La voix des anges de Dorothy Maclean

La voix des anges, Dorothy Maclean, Éditions du Souffle d’Or.

Quatrième de couverture :

« Oui, je communique avec les Dévas, ces grands êtres qui imprègnent toute la nature. Je n’y étais pourtant pas du tout prédisposée, étant plutôt pragmatique par nature et par mon éducation. Mais dès le début, ces messages ont eu la force de l’évidence. » La vie de Dorothy Maclean est bien peu banale et vaut témoignage pour notre temps : de la deuxième guerre mondiale à nos jours, elle a toujours assumé ses responsabilités dans notre « monde ». Nous la suivons jour après jour, cherchant son chemin, sa place sur la Terre, écoutant sa voix intérieure et les messages des Dévas qui la guident. Nous découvrons ensemble comment nous créons nous-mêmes notre monde, et que les Dévas, qui régissent les forces de la nature, nous invitent à travailler avec eux pour que la Terre entière accède à une nouvelle étape de son évolution. Dorothy fut ainsi amenée à être cofondatrice de la communauté de Findhorn, en 1962 en Écosse, et elle fit la renommée grâce à ses contacts télépathiques avec les Dévas. Ainsi débuta l’aventure passionnante de 300 pionniers d’un Nouvel Âge, qui inspire aujourd’hui l’éclosion de centaines d’autres groupes partout sur la Terre. 

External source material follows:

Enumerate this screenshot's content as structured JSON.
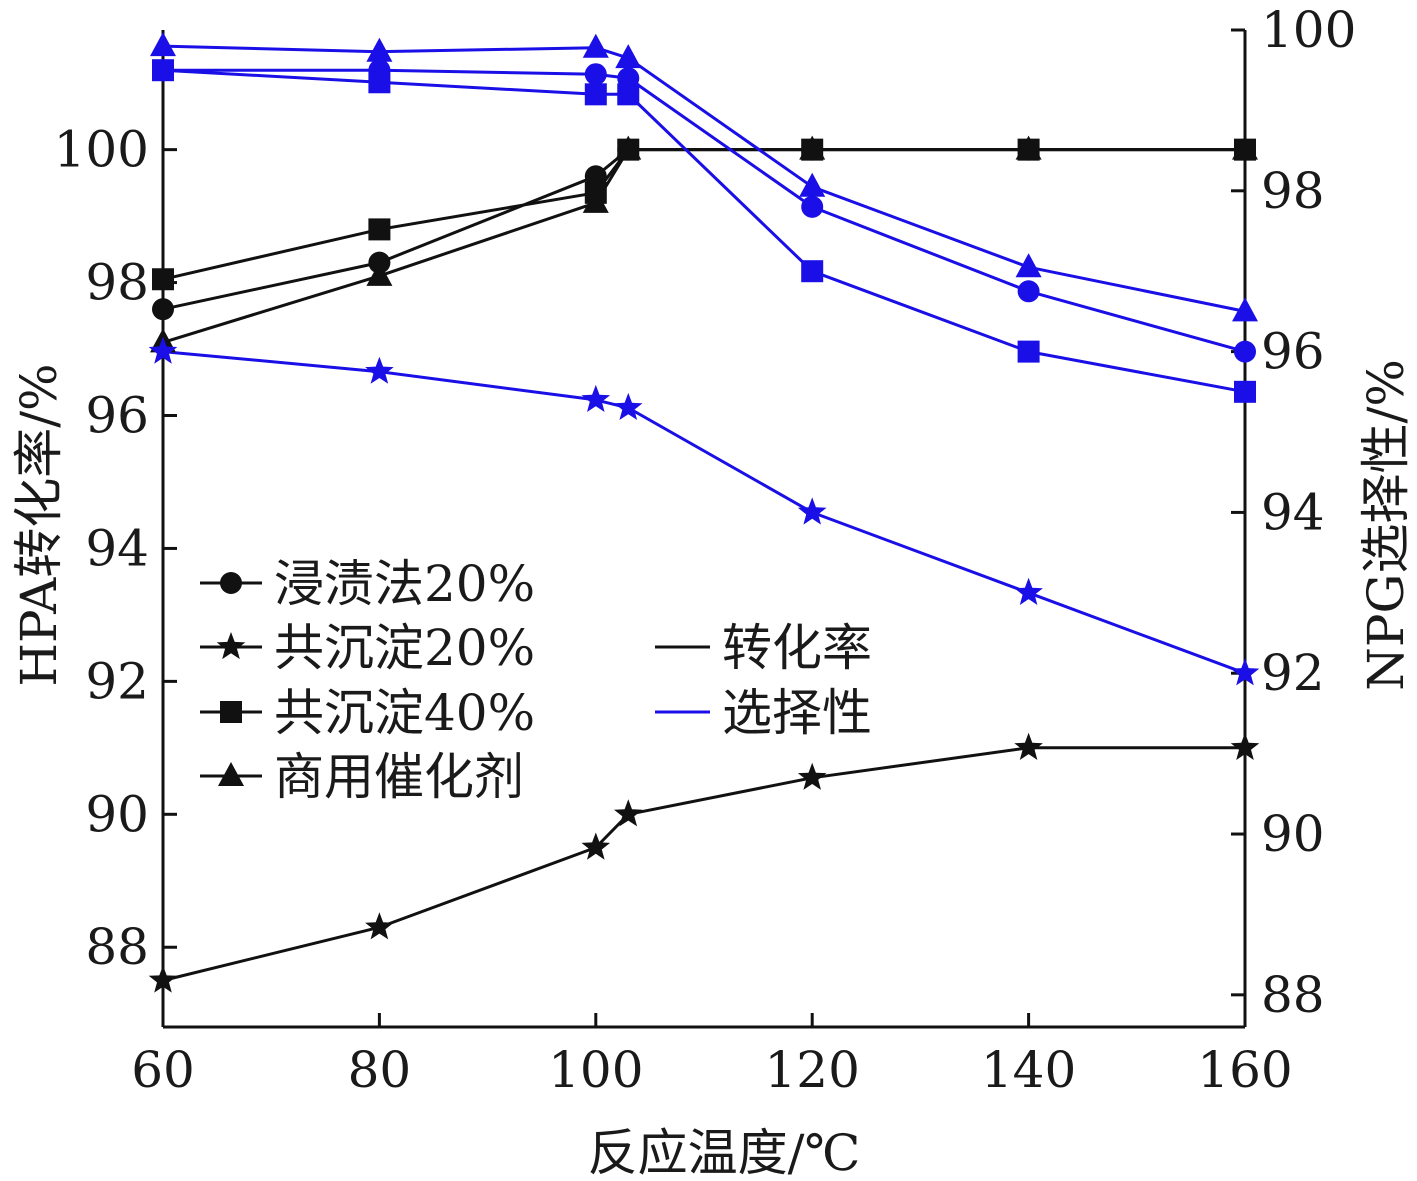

Qu’est-ce que j’en pense ?

Ce livre est très particulier car on peut le classer entre l’autobiographie et le développement personnel. J’aime le format simple de l’autobiographie car il replace Dorothy Maclean à son rang de femme humaine qui cherche un sens à sa vie, comme beaucoup d’entre nous. L’écriture est presque de l’ordre de l’essai car Dorothy Maclean témoigne de ses expériences extraordinaires tout en les expliquant de façon argumentée et construite, ce qui démystifie ce qu’elle a pu vivre. 

On pourrait être effrayé(e) par le côté ésotérique et très spirituel des théories de Maclean mais son histoire est si belle qu’on a envie d’y croire. De plus, je pense que l’essentiel n’est pas là car elle ne cherche jamais à convaincre son lecteur. Pour nous, c’est une réflexion humaniste et spirituelle, un voyage dans la vie d’une femme pleine de convictions. 

Elle est pour moi un modèle de femme forte et accomplie car elle n’a pas peur d’affirmer ses idées, même les plus incroyables. Dorothy Maclean cultive soigneusement son jardin intérieur comme elle l’a fait pour celui de Findhorn en Écosse. Auparavant une terre stérile, il est aujourd’hui l’un des plus beaux jardins du monde qui offre des récoltes hors du commun. À ma grande tristesse, Dorothy Maclean s’est éteinte le 13 mars 2020 à l’âge de 100 ans. Aujourd’hui, la Fondation Findhorn organise des conférences, séminaires et ateliers pour continuer à faire vivre ce magnifique jardin. Elle s’occupe d’un éco-village entouré de dunes, de forêts et de plages, ainsi que d’autres espaces (l’hôtel Cluny Hill et l’île de Iona) accueillant les visiteurs qui souhaitent se dépayser. La Fondation Findhorn est également une ONG en partenariat avec le « United Nations Department of Public Information » qui rassemble plus de 500 personnes tous les jours. 

Connaissiez-vous les jardins de Findhorn ? Si ce n’est pas le cas, lisez ce livre ou faites un voyage en Écosse mais n’oubliez pas de m’envoyer des photos !

« Pour ceux qui ont une intuition de la vie, toute chose a une signification. Pour ceux dont les yeux sont ouverts, toute chose trouve sa place. »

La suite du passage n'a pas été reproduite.